Zuckerrübenanbau in der Krise: Wie Landwirte mit Innovationen gegen sinkende Preise kämpfen
Aldo RömerZuckerrübenanbau in der Krise: Wie Landwirte mit Innovationen gegen sinkende Preise kämpfen
Deutscher Zuckerrübenanbau unter Druck: Fallende Preise, Krankheiten und Importkonkurrenz zwingen Landwirte zu neuen Lösungen
Der Anbau von Zuckerrüben in Deutschland leidet unter sinkenden Preisen, Krankheitsausbrüchen und wachsendem Wettbewerbsdruck durch Importe. Um ihre Erträge zu sichern, setzen Erzeuger zunehmend auf moderne Pflanzenschutzmittel.
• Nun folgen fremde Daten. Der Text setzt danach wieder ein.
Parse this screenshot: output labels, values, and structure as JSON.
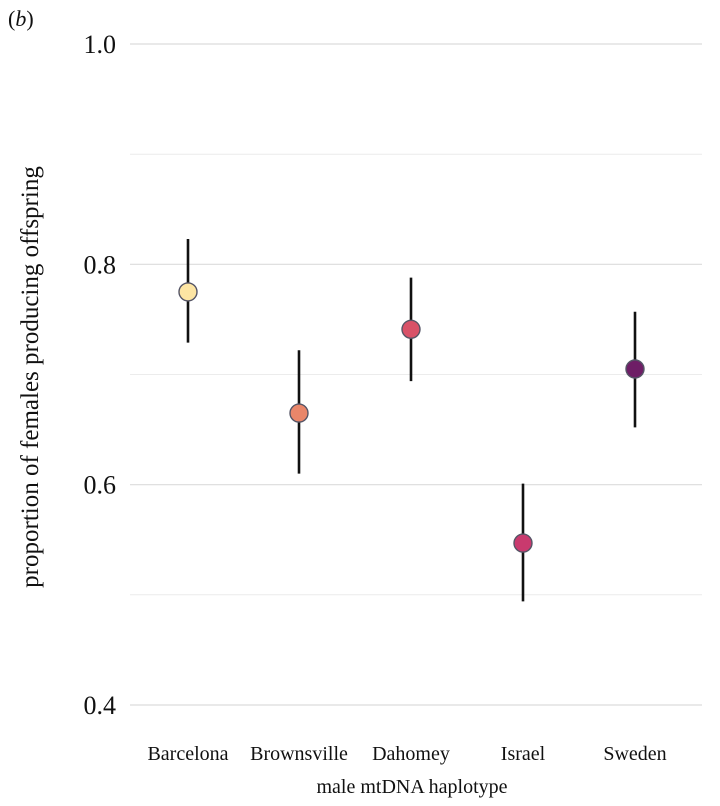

Ein Betriebsleiter hat nun ein innovatives Herbizid getestet, das hartnäckige Unkräuter bekämpfen und gleichzeitig die Produktion steigern könnte.
Die Anbauflächen sind stark geschrumpft – in einigen Regionen gingen seit 2023 bis zu 20 Prozent der Rübenfelder verloren. Trotz dieser Herausforderungen bleiben Landwirte wie Marius Feldmann dem Anbau treu und suchen nach neuen Wegen, um die Zuckerrübe wirtschaftlich tragfähig zu halten.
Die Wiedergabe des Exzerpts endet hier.